Klöckner dagegen stellt sich in der Flüchtlingspolitik wie der bayerische Ministerpräsident Horst Seehofer (CSU) gegen die Politik von Bundeskanzlerin Angela Merkel (CDU). Ohne ihre Parteifreundin direkt anzugreifen, fordert Klöckner Tageskontingente für Flüchtlinge. Das Programm nennt sie »A2« – es soll eine Fortsetzung der Flüchtlingspolitik Merkels sein, kein Gegenprogramm im Sinne eines Plan B. Die Bevölkerung in Rheinland-Pfalz ist empfänglich für rechtspopulistische Parolen. So ergänzten in einer SWR-Umfrage 45 Prozent der Befragten den Satz »Die vielen Flüchtlinge … « mit »machen mir Angst«.
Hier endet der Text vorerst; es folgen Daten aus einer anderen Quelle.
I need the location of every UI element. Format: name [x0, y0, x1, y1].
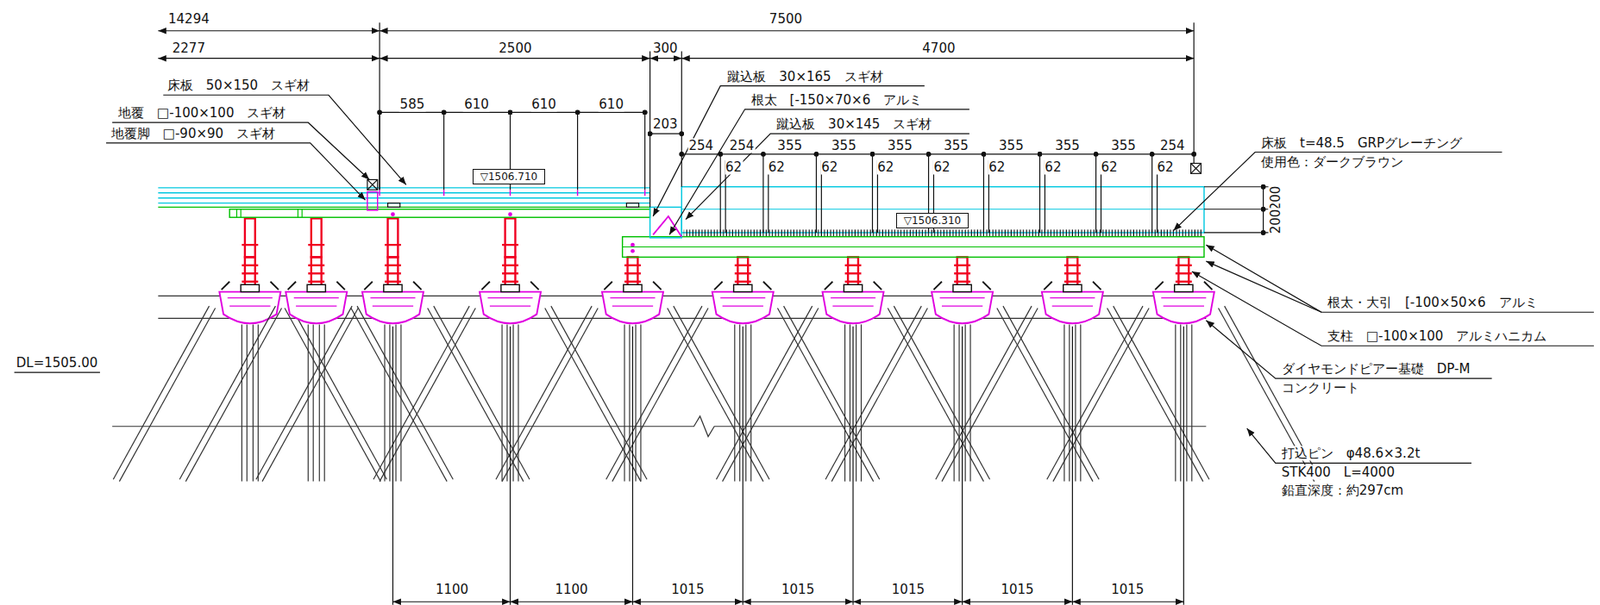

Diese Angst spiegelt sich auch in den Umfrageergebnissen der AfD wider. Seit November stiegen sie von fünf auf neun Prozent. Nun konkurriert die AfD mit den Grünen, die derzeit bei acht Prozent stehen, um den Status als drittstärkste Partei. Dreyer wehrt sich gegen die AfD. Sie weigerte sich, an einer vom SWR geplanten »Elefantenrunde« mit dem AfD-Spitzenkandidaten Uwe Junge teilzunehmen. Im Interview mit Deutschlandradio Kultur sagte Dreyer über die Funktionäre der AfD: »Diese Menschen sind zu großen Teilen rechtsradikal und rassistisch.«

In der Tat gehört Junge selbst in der AfD noch zum rechten Rand. Nach 35 Jahren Mitgliedschaft trat er aus der CDU aus – mit der Begründung, konservative Werte flössen zu wenig in die Politik der Partei ein. Schuld daran ist für ihn die CDU-Generation um Merkel. Zeitweilig war Junge Mitglied der rechtspopulistischen Splitterpartei »Die Freiheit«, die inzwischen vom Verfassungsschutz beobachtet wird. Schon 2011 trat Junge bei »Die Freiheit« wieder aus, vor drei Jahren ging er zur AfD. »Der Islam ist keine Religion des Friedens«, sagte der frühere Berufssoldat, der mit der Bundeswehr in Afghanistan stationiert war, der Zeit. Seit den Anschlägen vom 11. September und seiner Zeit als Soldat beschäftigte er sich mit dem Islam und besuchte regelmäßig Moscheen in Hamburg, wobei er auch an Gebeten teilnahm. Sein Fazit aus diesen Erfahrungen lautet: »Der Islam passt nicht zu unserer Kultur und zu Deutschland.«

Also auch nicht zu Rheinland-Pfalz. CDU und AfD bedienen und schüren dort rechte Ressentiments. Die beiden ­Parteien grenzen sich von einander ab, ihre Parolen jedoch ähneln sich immer mehr.